File sharing (sharing) is prohibited in my country by law, time to change that?

It’s sharing the current changes in the document with connected users. It’s a collaborative plain text editor. I used it a lot in college for working on code with team mates.

STLover - native 3d models viewer -



The thing is, the main selling point for Haiku is we are building an operating system where a single team controls the whole OS, which allows us to provide a consisten programming API and user experience. Using Haiku to run ported apps completely misses the point, and just makes it yet another UNIX/Linux clone system, which isn’t all that interesting to me. And probably puts pressure on the OS developers to spend time working on features that support these ported apps. So we’re here debugging tricky POSIX compatibility issues, improving functions like mmap and mlock, instead of working on higher level APIs for native apps.

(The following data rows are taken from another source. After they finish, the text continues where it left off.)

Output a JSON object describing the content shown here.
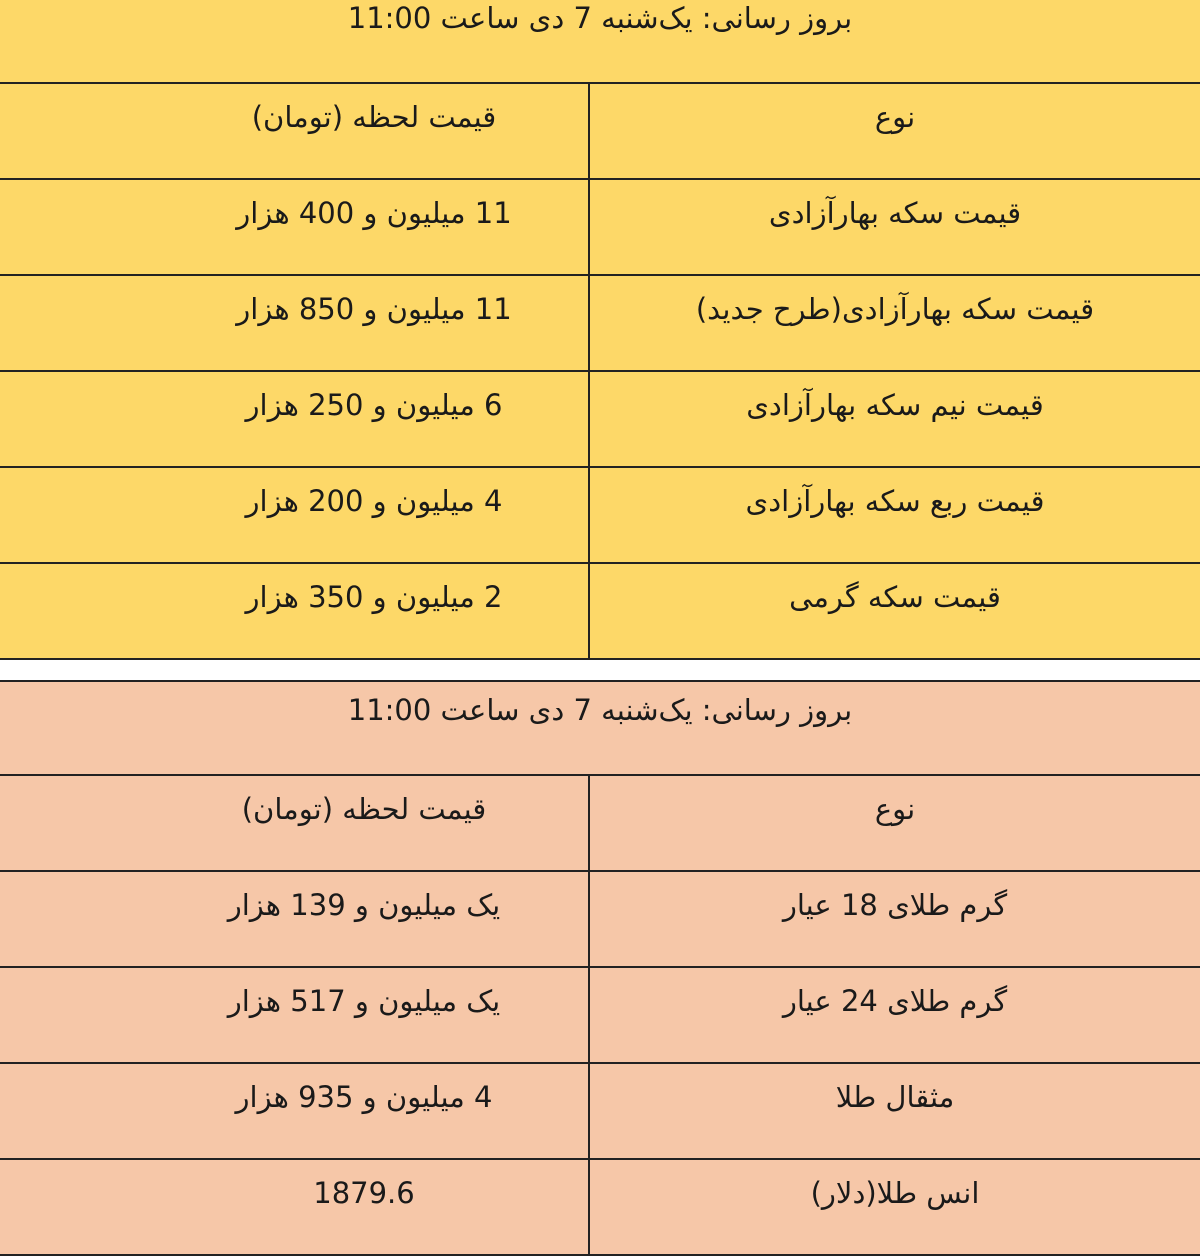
{
  "coins_table": {
    "updated": "بروز رسانی: یک‌شنبه 7 دی ساعت 11:00",
    "headers": {
      "type": "نوع",
      "price": "قیمت لحظه (تومان)"
    },
    "rows": [
      {
        "type": "قیمت سکه بهارآزادی",
        "price": "11 میلیون و 400 هزار"
      },
      {
        "type": "قیمت سکه بهارآزادی(طرح جدید)",
        "price": "11 میلیون و 850 هزار"
      },
      {
        "type": "قیمت نیم سکه بهارآزادی",
        "price": "6 میلیون و 250 هزار"
      },
      {
        "type": "قیمت ربع سکه بهارآزادی",
        "price": "4 میلیون و 200 هزار"
      },
      {
        "type": "قیمت سکه گرمی",
        "price": "2 میلیون و 350 هزار"
      }
    ],
    "bg_color": "#FDD868"
  },
  "gold_table": {
    "updated": "بروز رسانی: یک‌شنبه 7 دی ساعت 11:00",
    "headers": {
      "type": "نوع",
      "price": "قیمت لحظه (تومان)"
    },
    "rows": [
      {
        "type": "گرم طلای 18 عیار",
        "price": "یک میلیون و 139 هزار"
      },
      {
        "type": "گرم طلای 24 عیار",
        "price": "یک میلیون و 517 هزار"
      },
      {
        "type": "مثقال طلا",
        "price": "4 میلیون و 935 هزار"
      },
      {
        "type": "انس طلا(دلار)",
        "price": "1879.6"
      }
    ],
    "bg_color": "#F6C7A8"
  }
}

Yes, we get more users. But since our users can just get the OS for free, that essentially means more people to support (that is exagerated, of course, but I think the balance lies this way). So, yes, if we were a company trying to sell an OS, compatibility with existing apps would be a strong selling point. Except we don’t really have anything to sell.

Anyway, it seems I’m one of the few Old Guys here ranting about a dream fron 20 years ago, about how things could have been, and no one really cares anymore.


It’s not just you that cares, but we are too few to meet all the needs with native software. We can’t write native software for everything. I don’t think we can do an office suite as an example.